May 21 , 2021
Social thinking is a way to help your child learn about the thoughts and feelings within themselves and the people around them. Learning about emotions and common social situations in story format gives children the opportunity to discuss difficult emotions (such as frustration and jealousy) at a time when they are in a calm state. This can allow them to think more clearly and determine ways the character can resolve the situation appropriately. These strategies can then be more easily translated into everyday challenges that your child faces. This can bring your child more success in social situations, which can lead to improved relationships at home and school.
Who is Superflex?
One of the most popular Social Thinking Curriculums was formed by Speech Language Pathologists, but they are also used in Occupational Therapy due to their ability to help children regulate their emotions during social situations. They created their stories to encourage flexible thinking - the ability to adapt their plans around the plans of others. This resulted in the superhero story of Superflex- a superhero that finds solutions to common social problems and defeats the evil Unthinkables. These stories claim that Superflex is in everyone’s head and that they can find strategies to defeat the Unthinkables that “invade” their brain.
Some common Unthinkables- or common social responses that we may encounter when we are being inflexible include:
- Rock Brain- the villain that will make your body only do things the way he wants to do things. He may also try one solution over and over again- even if it is not working
- Space Invader- the villain that makes your body move into other people’s spaces, even if it makes others uncomfortable
- Glass Man- the villain that makes your body have large upset reactions, often towards a small problem
- Energy Hare-y- the villain that makes your body constantly move around without thinking of the other friends around them.
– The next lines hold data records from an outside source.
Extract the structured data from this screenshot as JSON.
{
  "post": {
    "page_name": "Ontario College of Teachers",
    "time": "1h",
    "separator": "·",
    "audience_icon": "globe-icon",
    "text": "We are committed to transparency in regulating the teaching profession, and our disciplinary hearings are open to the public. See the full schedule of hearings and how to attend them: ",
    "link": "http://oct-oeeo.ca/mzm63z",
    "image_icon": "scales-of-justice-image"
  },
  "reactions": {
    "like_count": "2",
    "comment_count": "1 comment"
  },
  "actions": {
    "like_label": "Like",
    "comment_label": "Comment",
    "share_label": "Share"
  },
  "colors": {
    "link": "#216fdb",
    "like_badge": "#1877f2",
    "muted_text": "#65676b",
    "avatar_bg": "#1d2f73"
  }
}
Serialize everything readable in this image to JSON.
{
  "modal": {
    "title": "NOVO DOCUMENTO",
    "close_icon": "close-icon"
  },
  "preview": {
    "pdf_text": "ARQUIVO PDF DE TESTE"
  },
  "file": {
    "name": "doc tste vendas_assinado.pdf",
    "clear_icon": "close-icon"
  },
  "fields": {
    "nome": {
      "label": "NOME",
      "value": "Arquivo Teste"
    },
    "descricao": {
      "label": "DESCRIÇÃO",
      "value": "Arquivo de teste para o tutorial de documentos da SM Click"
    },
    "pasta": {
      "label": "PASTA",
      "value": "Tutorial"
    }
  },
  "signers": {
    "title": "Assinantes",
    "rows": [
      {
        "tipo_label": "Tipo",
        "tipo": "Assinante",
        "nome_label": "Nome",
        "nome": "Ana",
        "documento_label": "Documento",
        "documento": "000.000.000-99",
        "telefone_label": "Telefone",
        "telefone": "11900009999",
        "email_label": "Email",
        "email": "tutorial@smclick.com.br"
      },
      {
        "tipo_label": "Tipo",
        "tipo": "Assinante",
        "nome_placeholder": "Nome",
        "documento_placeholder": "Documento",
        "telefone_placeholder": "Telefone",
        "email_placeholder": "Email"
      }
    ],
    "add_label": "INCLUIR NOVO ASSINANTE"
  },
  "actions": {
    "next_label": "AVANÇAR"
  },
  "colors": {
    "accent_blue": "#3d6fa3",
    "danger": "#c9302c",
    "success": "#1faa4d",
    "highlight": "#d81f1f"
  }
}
- Mean Jean- the villain that makes your body be bossy to others and may insult other people.
- Taking Deep Breaths and thinking of another way to solve the problem. By taking a breath, the body is able to calm down and allow for new ways of thinking.
- Positive Self Talk can also be an effective way to increase autonomy and encourage their ability to solve problems. By repeating phrases such as “I need to take a break” “Is there another way I could do this” or “will this thought hurt my friend’s feelings?” can help your child evaluate the situation and make the best choice for themselves.
- Identify the Size of the Problem- Is this a big problem (like an earthquake) or a little problem (like losing a game). By understanding the size of the problem, we can then translate that into the size of our reaction.